I will forego an introduction to who Fugazi are and what they have accomplished in their eighteen year-long career. If you don’t know them, you should. If you are interested in learning, a quick search on Google should provide you with more than enough information. I’ll leave it at that.
Red Medicine is an album of transition. This is a band finding that they have grown as much as they possibly could inside of one genre and begin to wander outside of it into the stormier waters of experimental noise while simultaneously attacking the multi-headed beast known as pop. The grandfathers of post-hardcore are starting to get a bit older here and the lyrics and musicianship show that they are beginning to feel the effects. From the noisy intro of “Do You Like Me?” to the slowly unraveling guitar work at the end of “Long Distance Runner,” this is Fugazi trying to bridge the gap between hardcore and just about every other kind of rock music. They largely succeed.
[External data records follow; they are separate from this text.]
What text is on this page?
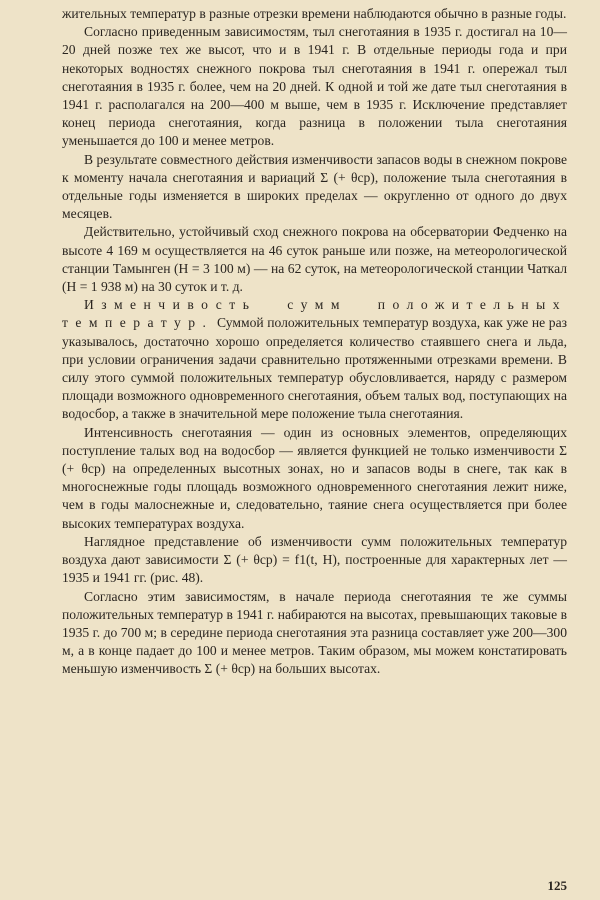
жительных температур в разные отрезки времени наблюдаются обычно в разные годы.

Согласно приведенным зависимостям, тыл снеготаяния в 1935 г. достигал на 10—20 дней позже тех же высот, что и в 1941 г. В отдельные периоды года и при некоторых водностях снежного покрова тыл снеготаяния в 1941 г. опережал тыл снеготаяния в 1935 г. более, чем на 20 дней. К одной и той же дате тыл снеготаяния в 1941 г. располагался на 200—400 м выше, чем в 1935 г. Исключение представляет конец периода снеготаяния, когда разница в положении тыла снеготаяния уменьшается до 100 и менее метров.

В результате совместного действия изменчивости запасов воды в снежном покрове к моменту начала снеготаяния и вариаций Σ (+ θср), положение тыла снеготаяния в отдельные годы изменяется в широких пределах — округленно от одного до двух месяцев.

Действительно, устойчивый сход снежного покрова на обсерватории Федченко на высоте 4 169 м осуществляется на 46 суток раньше или позже, на метеорологической станции Тамынген (H = 3 100 м) — на 62 суток, на метеорологической станции Чаткал (H = 1 938 м) на 30 суток и т. д.

Изменчивость сумм положительных температур. Суммой положительных температур воздуха, как уже не раз указывалось, достаточно хорошо определяется количество стаявшего снега и льда, при условии ограничения задачи сравнительно протяженными отрезками времени. В силу этого суммой положительных температур обусловливается, наряду с размером площади возможного одновременного снеготаяния, объем талых вод, поступающих на водосбор, а также в значительной мере положение тыла снеготаяния.

Интенсивность снеготаяния — один из основных элементов, определяющих поступление талых вод на водосбор — является функцией не только изменчивости Σ (+ θср) на определенных высотных зонах, но и запасов воды в снеге, так как в многоснежные годы площадь возможного одновременного снеготаяния лежит ниже, чем в годы малоснежные и, следовательно, таяние снега осуществляется при более высоких температурах воздуха.

Наглядное представление об изменчивости сумм положительных температур воздуха дают зависимости Σ (+ θср) = f1(t, H), построенные для характерных лет — 1935 и 1941 гг. (рис. 48).

Согласно этим зависимостям, в начале периода снеготаяния те же суммы положительных температур в 1941 г. набираются на высотах, превышающих таковые в 1935 г. до 700 м; в середине периода снеготаяния эта разница составляет уже 200—300 м, а в конце падает до 100 и менее метров. Таким образом, мы можем констатировать меньшую изменчивость Σ (+ θср) на больших высотах.

125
The musicianship on display here is absolutely phenomenal. Guy and Ian show that they are just as proficient with more subdued guitar playing as they are with the recklessly noisy kind. Joe’s bass gives almost every song a groove that you just can’t help but move to. Brendan’s drumming continues to be a work of precision art, never succumbing to the temptation to abandon rhythm for flash. All of this is topped by some of the band's most interesting lyrics. Part stream of conciousness, part political rant, lines like "Your eyes / like crashing jets / fixed in stained glass / but not religious" (“Do You Like Me?”), and, "It’s cold outside and my hands are dry / skin is cracked and I realize / that I hate the sound of guitars / a thousand grudging young millionaires" ("Target") are always delivered with passion and style to spare. Guy’s sometimes creepy, sometimes vaguely effiminate singing is the perfect counter to Ian’s gruffer talking and shouting. Bassist Joe Lally even steps up to the mic for the excellent “By You."
The only faults I can really find with this album are the sequencing and the song “Version.” I’m sure this track was very fun to record, but it is not very fun to listen to after the first time. I almost always skip it. The song is just three-and-a-half minutes of noise punctuated by violent blasts of what sounds like a saxophone. The sequencing also puts all the aggressive tracks at the beginning and end, leaving all the more ambient pieces in the middle. These are only small qualms with a particularly intriguing album though. Red Medicine has a lot to offer. The entire album is pervaded with a sense of uncertainty, and on some songs, such as “Forensic Scene” and “By You,” it even gets a bit creepy. When all is said and done, this is one of my favorite Fugazi albums and I highly recommend it.